Abstract

Global warming has received much attention, but evidence from the past shows that sudden global cooling has occurred with severe failures of agriculture. Extrapolating from dendrochronological evidence, one can predict the following: Approximately once per century there will be a drop of about 0.5–1 °C in mean temperature worldwide. In some of these cases, perhaps once every 200 or 300 years this might endanger agricultural production globally. About once per millenium there will be periods of 5–20 years where the temperature is seriously below normal. The last major one year temperature drop was 1816, the year without a summer, probably caused by the cooling effect of the eruption of the volcano Tambora, Indonesia.

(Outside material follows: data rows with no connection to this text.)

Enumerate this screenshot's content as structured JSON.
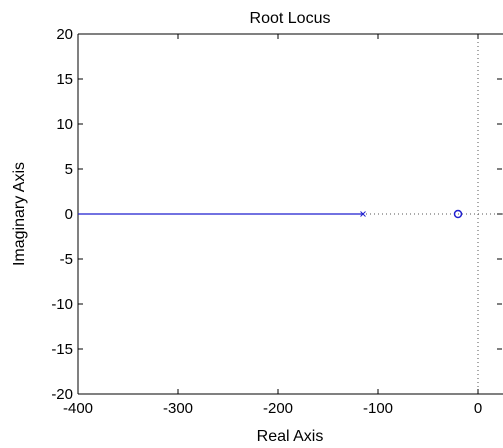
{
  "chart_data": {
    "type": "line",
    "title": "Root Locus",
    "xlabel": "Real Axis",
    "ylabel": "Imaginary Axis",
    "xlim": [
      -400,
      25
    ],
    "ylim": [
      -20,
      20
    ],
    "xticks": [
      -400,
      -300,
      -200,
      -100,
      0
    ],
    "yticks": [
      -20,
      -15,
      -10,
      -5,
      0,
      5,
      10,
      15,
      20
    ],
    "xtick_labels": [
      "-400",
      "-300",
      "-200",
      "-100",
      "0"
    ],
    "ytick_labels": [
      "-20",
      "-15",
      "-10",
      "-5",
      "0",
      "5",
      "10",
      "15",
      "20"
    ],
    "grid": false,
    "series": [
      {
        "role": "locus-branch",
        "x": [
          -115,
          -400
        ],
        "y": [
          0,
          0
        ],
        "color": "#1f1fcf"
      }
    ],
    "poles": [
      {
        "x": -115,
        "y": 0
      }
    ],
    "zeros": [
      {
        "x": -20,
        "y": 0
      }
    ],
    "reference_lines": {
      "real_axis_y": 0,
      "imaginary_axis_x": 0,
      "style": "dotted"
    },
    "colors": {
      "locus": "#1f1fcf",
      "markers": "#1f1fcf",
      "reference": "#000000",
      "frame": "#000000"
    }
  }
}
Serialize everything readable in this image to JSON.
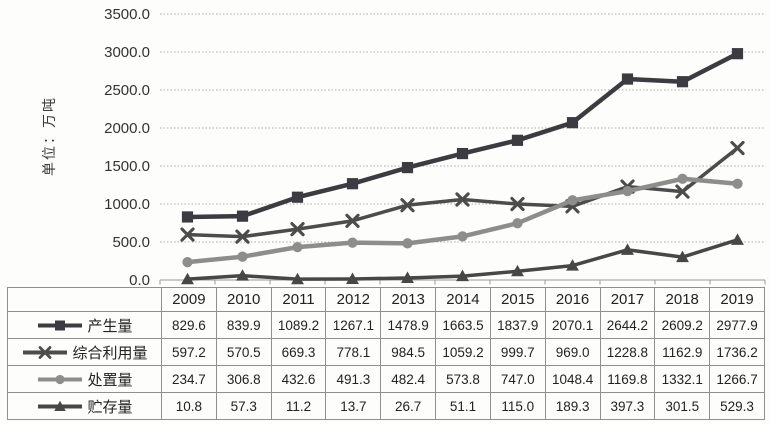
{
  "chart_data": {
    "type": "line",
    "title": "",
    "y_axis_title": "单位：万吨",
    "categories": [
      "2009",
      "2010",
      "2011",
      "2012",
      "2013",
      "2014",
      "2015",
      "2016",
      "2017",
      "2018",
      "2019"
    ],
    "series": [
      {
        "name": "产生量",
        "marker": "square",
        "color": "#3b3b41",
        "values": [
          829.6,
          839.9,
          1089.2,
          1267.1,
          1478.9,
          1663.5,
          1837.9,
          2070.1,
          2644.2,
          2609.2,
          2977.9
        ]
      },
      {
        "name": "综合利用量",
        "marker": "x",
        "color": "#4c4c4c",
        "values": [
          597.2,
          570.5,
          669.3,
          778.1,
          984.5,
          1059.2,
          999.7,
          969.0,
          1228.8,
          1162.9,
          1736.2
        ]
      },
      {
        "name": "处置量",
        "marker": "circle",
        "color": "#8d8d8d",
        "values": [
          234.7,
          306.8,
          432.6,
          491.3,
          482.4,
          573.8,
          747.0,
          1048.4,
          1169.8,
          1332.1,
          1266.7
        ]
      },
      {
        "name": "贮存量",
        "marker": "triangle",
        "color": "#474747",
        "values": [
          10.8,
          57.3,
          11.2,
          13.7,
          26.7,
          51.1,
          115.0,
          189.3,
          397.3,
          301.5,
          529.3
        ]
      }
    ],
    "ylim": [
      0,
      3500
    ],
    "y_tick_step": 500,
    "value_decimals": 1,
    "grid": true,
    "gridline_color": "#ababab",
    "axis_color": "#999999",
    "legend_position": "table-left"
  }
}
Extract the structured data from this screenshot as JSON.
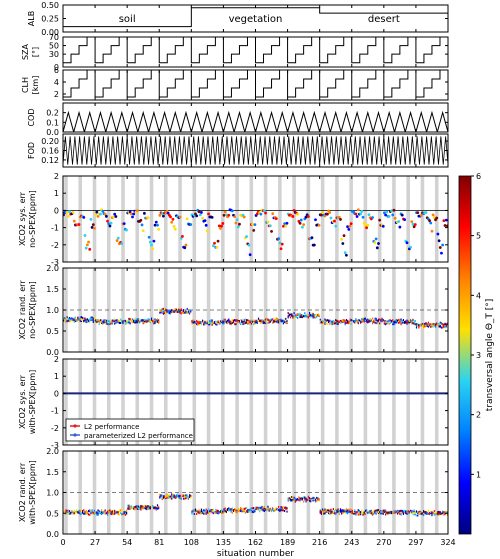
{
  "chart_data": {
    "type": "line",
    "xlabel": "situation number",
    "x_ticks": [
      0,
      27,
      54,
      81,
      108,
      135,
      162,
      189,
      216,
      243,
      270,
      297,
      324
    ],
    "xlim": [
      0,
      324
    ],
    "surfaces": [
      "soil",
      "vegetation",
      "desert"
    ],
    "colorbar": {
      "label": "transversal angle Θ_T [°]",
      "ticks": [
        1,
        2,
        3,
        4,
        5,
        6
      ],
      "range": [
        0,
        6
      ],
      "colors": [
        "#00007f",
        "#0000ff",
        "#0080ff",
        "#2ad4f0",
        "#ffe000",
        "#ff8000",
        "#ff0000",
        "#800000"
      ]
    },
    "legend": {
      "entries": [
        "L2 performance",
        "parameterized L2 performance"
      ],
      "placement": "lower-left"
    },
    "panels": [
      {
        "id": "alb",
        "ylabel": [
          "ALB"
        ],
        "ylim": [
          0,
          0.5
        ],
        "yticks": [
          "0.00",
          "0.25",
          "0.50"
        ],
        "series": {
          "segment_values": [
            0.1,
            0.45,
            0.35
          ]
        }
      },
      {
        "id": "sza",
        "ylabel": [
          "SZA",
          "[°]"
        ],
        "ylim": [
          0,
          70
        ],
        "yticks": [
          "0",
          "30",
          "50",
          "70"
        ],
        "series": {
          "cycle_length": 27,
          "levels": [
            10,
            30,
            50,
            70
          ]
        }
      },
      {
        "id": "clh",
        "ylabel": [
          "CLH",
          "[km]"
        ],
        "ylim": [
          1,
          6
        ],
        "yticks": [
          "2",
          "4",
          "6"
        ],
        "series": {
          "levels": [
            1.5,
            3,
            4.5,
            6
          ]
        }
      },
      {
        "id": "cod",
        "ylabel": [
          "COD"
        ],
        "ylim": [
          0,
          0.3
        ],
        "yticks": [
          "0.0",
          "0.1",
          "0.2"
        ],
        "series": {
          "levels": [
            0.0,
            0.2
          ]
        }
      },
      {
        "id": "fod",
        "ylabel": [
          "FOD"
        ],
        "ylim": [
          0.09,
          0.23
        ],
        "yticks": [
          "0.12",
          "0.16",
          "0.20"
        ],
        "series": {
          "levels": [
            0.1,
            0.22
          ]
        }
      },
      {
        "id": "sys1",
        "ylabel": [
          "XCO2 sys. err",
          "no-SPEX[ppm]"
        ],
        "ylim": [
          -3,
          2
        ],
        "yticks": [
          "-3",
          "-2",
          "-1",
          "0",
          "1",
          "2"
        ],
        "dashed_ref": 0
      },
      {
        "id": "rnd1",
        "ylabel": [
          "XCO2 rand. err",
          "no-SPEX[ppm]"
        ],
        "ylim": [
          0,
          2
        ],
        "yticks": [
          "0.0",
          "0.5",
          "1.0",
          "1.5",
          "2.0"
        ],
        "dashed_ref": 1.0
      },
      {
        "id": "sys2",
        "ylabel": [
          "XCO2 sys. err",
          "with-SPEX[ppm]"
        ],
        "ylim": [
          -3,
          2
        ],
        "yticks": [
          "-3",
          "-2",
          "-1",
          "0",
          "1",
          "2"
        ]
      },
      {
        "id": "rnd2",
        "ylabel": [
          "XCO2 rand. err",
          "with-SPEX[ppm]"
        ],
        "ylim": [
          0,
          2
        ],
        "yticks": [
          "0.0",
          "0.5",
          "1.0",
          "1.5",
          "2.0"
        ],
        "dashed_ref": 1.0
      }
    ]
  }
}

The last decade-long cooling event was a.d. 536–545 where dust veil, cold, famine, and plague was recorded in Byzantium and China. Very large volcanic eruptions or a comet/asteroid impact have been suggested as cause. Nuclear winter after large-scale nuclear war is a well-known scenario, but climate instabilities may also be caused by changes in the sun, Milankovitch cycles, changes in ocean currents, volcanoes, asteroid impacts, dusting from comets passing close, methane released from its hydrate, and pollution. The risks associated with sudden global cooling are rather smaller than the risks of global warming, but they are real. A dangerous sudden cooling event will happen sooner or later. Ability to change to cold-resistant crops rapidly in large parts of the world may be necessary to avoid major famines. With some important exceptions, fundamental research in abrupt climate change is in place, but agricultural or economic research on volcanic/comet-dusting/nuclear winters and their mitigation is lacking.